モルガン・スタンレーのデジタル資産戦略責任者であるAmy Oldenburg氏は、ビットコインが米国の銀行のバランスシートに組み込まれることは期待されるものの、依然として重要な障壁が存在していると述べた。
今年、新たにデジタル資産戦略責任者に就任したOldenburg氏は、ラスベガスで開催されたBitcoin Conferenceにおいて、顧客需要の高まりを踏まえ、同社がデジタル資産事業拡大のための基盤整備を進めていることを説明した。
Oldenburg氏は「私たちは長年にわたり広範なデジタル資産分野に関与していますが、規制環境は徐々に私たちの活動に対してより支持的になってきています」と述べた。
さらに、米国銀行が最終的にビットコインを自社のバランスシートに保有する可能性を示唆しつつも、連邦準備制度理事会(FRB)やバーゼル規則、複数の国際規制当局の関与など複数の課題があり、モルガン・スタンレーのような大手銀行がビットコインをバランスシートに載せるまでにはまだ時間が必要であると指摘した。
大手銀行がデジタル資産分野に本格参入するのは初めてではない。BNY MellonのCEO Robin Vince氏は今年3月、大手金融機関は従来の金融とデジタル資産の橋渡し役となり、暗号資産採用の次のフェーズを牽引すると述べたが、そのためにはまず規制面の明確化が求められると強調している。
一方でモルガン・スタンレーは現状に甘んじることなく、すでにデジタル資産分野への本格的な進出を開始しているとOldenburg氏は語った。同社は最近、米国の銀行として初めて発行したビットコイン担保の上場取引商品(ETP)「MSBT」を立ち上げ、開始からわずか6日で1億ドル超の資金流入を記録した。

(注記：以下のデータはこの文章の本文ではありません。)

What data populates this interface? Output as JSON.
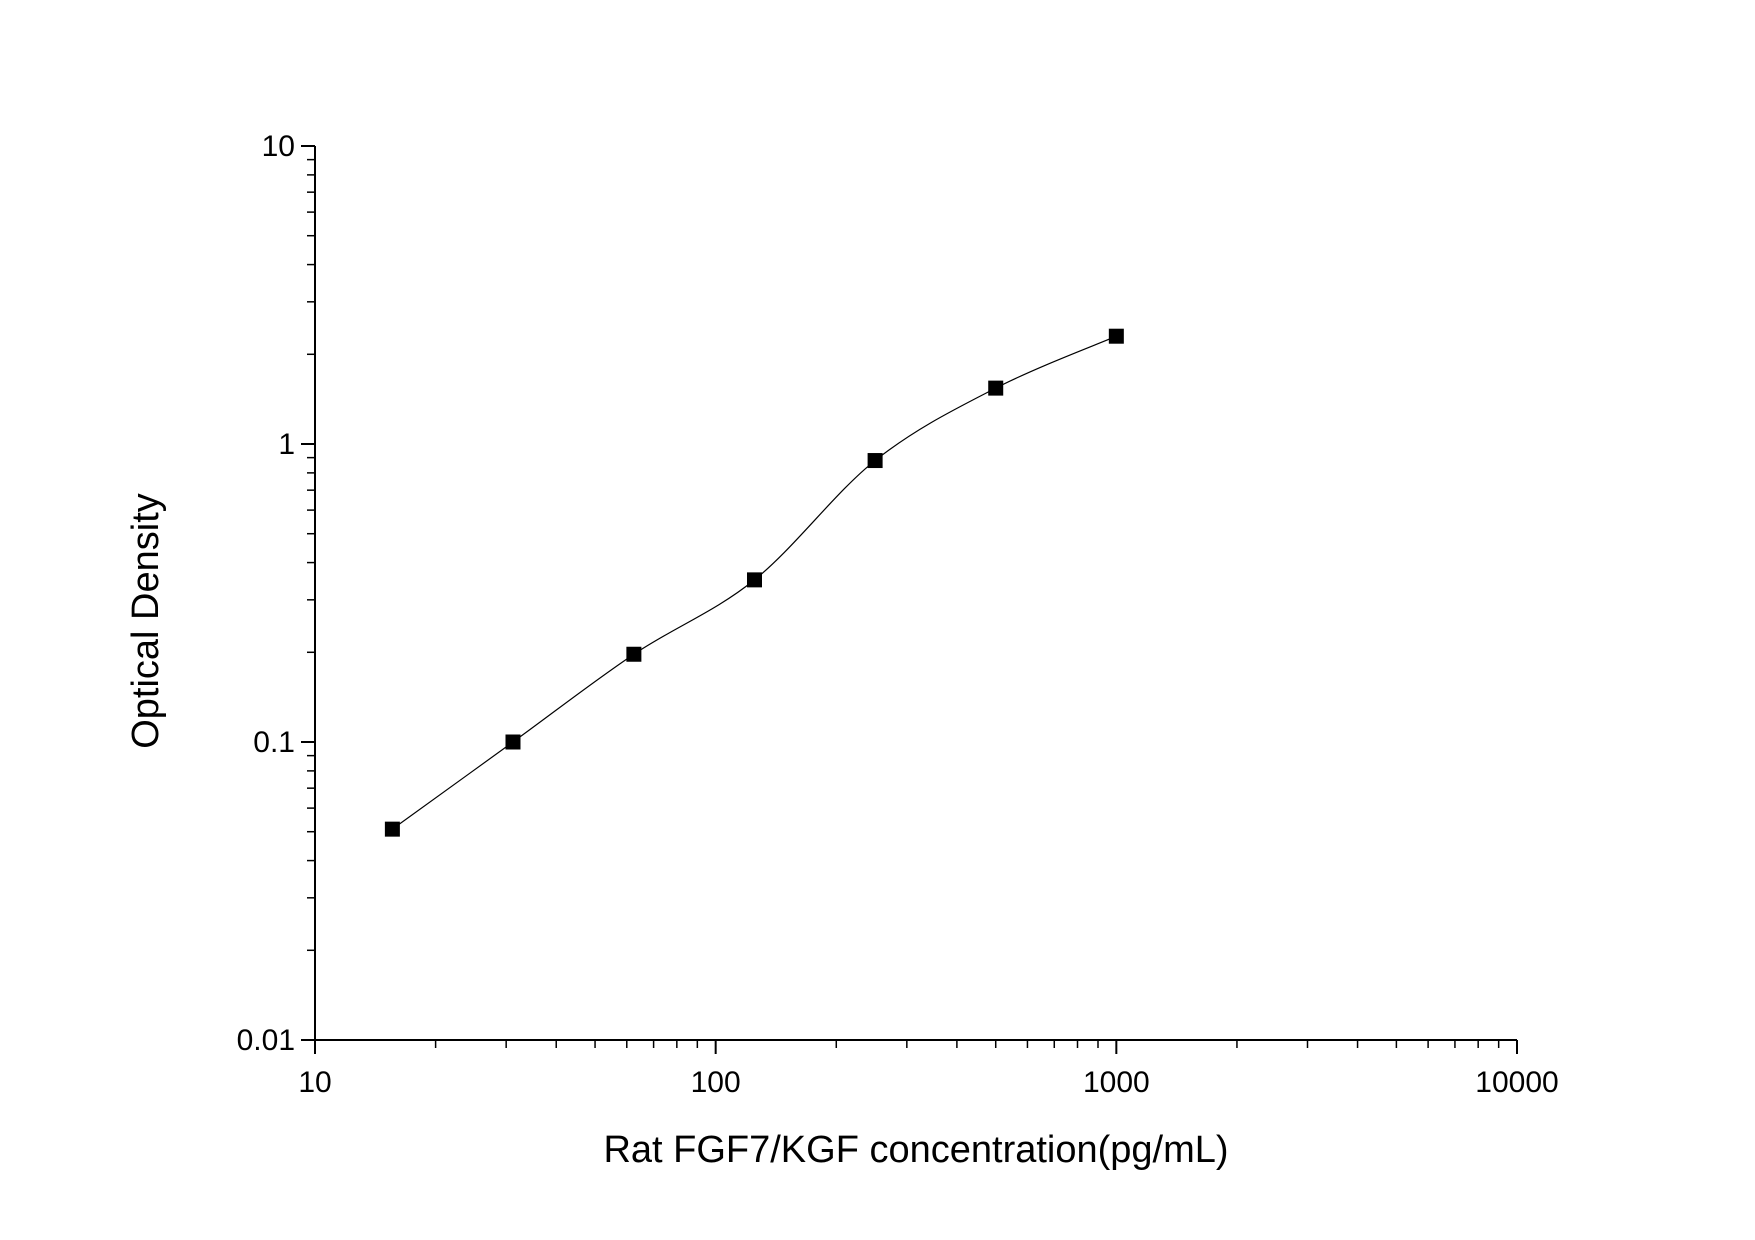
{
  "chart_data": {
    "type": "scatter",
    "xlabel": "Rat FGF7/KGF concentration(pg/mL)",
    "ylabel": "Optical Density",
    "x_scale": "log",
    "y_scale": "log",
    "xlim": [
      10,
      10000
    ],
    "ylim": [
      0.01,
      10
    ],
    "x_ticks": [
      "10",
      "100",
      "1000",
      "10000"
    ],
    "y_ticks": [
      "0.01",
      "0.1",
      "1",
      "10"
    ],
    "grid": false,
    "legend": "none",
    "marker": "square",
    "marker_color": "#000000",
    "series": [
      {
        "points": [
          {
            "x": 15.6,
            "y": 0.051
          },
          {
            "x": 31.2,
            "y": 0.1
          },
          {
            "x": 62.5,
            "y": 0.197
          },
          {
            "x": 125,
            "y": 0.35
          },
          {
            "x": 250,
            "y": 0.88
          },
          {
            "x": 500,
            "y": 1.54
          },
          {
            "x": 1000,
            "y": 2.3
          }
        ]
      }
    ],
    "fit_curve": {
      "type": "smooth",
      "x_range": [
        15.6,
        1000
      ]
    }
  }
}
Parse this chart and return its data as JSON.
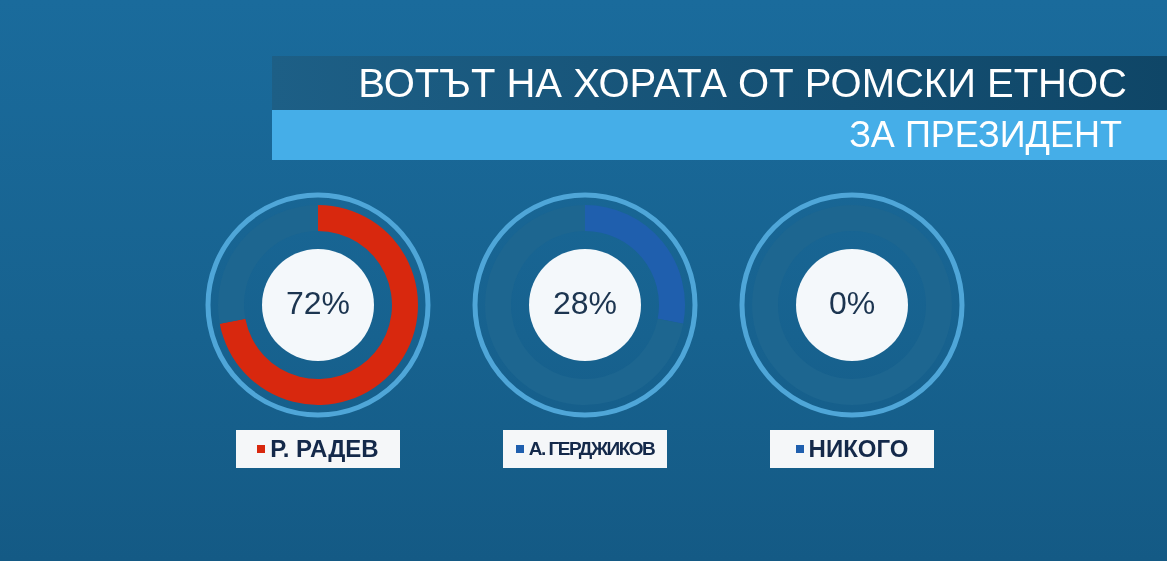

特に注目すべき点として、これらの資金流入はすべて自己裁量の顧客からのものであり、モルガン・スタンレーの金融アドバイザーはまだこの商品を推奨していなかったことをOldenburg氏は明かした。
「これらはすべて自己裁量によるものであり、ウェルスプラットフォームのアドバイザリーサービスではまだ提供されていませんでした」と彼女は説明し、この状況は顧客側にこの種の商品への強い需要が存在することを示していると述べた。
また、Oldenburg氏は、提供されている商品と顧客の需要との間には大きなギャップがあると指摘。モルガン・スタンレーは顧客に対して2~4%のビットコイン配分を推奨しているが、金融アドバイザーの採用が遅れている背景には教育不足があると語った。さらに、ウェルスプラットフォーム上のETPの約80%が自己裁量に基づくものであり、金融アドバイザーの知識向上を目的とした社内研修プログラムを開始したことも明らかにした。
規制されたビットコインへの需要は確固たるものであり、BlackRockのIBITは2024年1月の立ち上げ以降、610億ドル超の資産を集め、史上最速で成長するETFとなっている。
さらにOldenburg氏は、モルガン・スタンレーがOCC(通貨監督庁)のデジタルトラストチャーター取得を目指していると述べた。これにより、同社は暗号資産のカストディを直接行い、ウェルスプラットフォーム上でスポットの暗号資産取引を提供できるようになる見込みである。なお、MSBTの商品自体はCoinbaseとBNY Mellonがデュアルカストディアンとして機能している。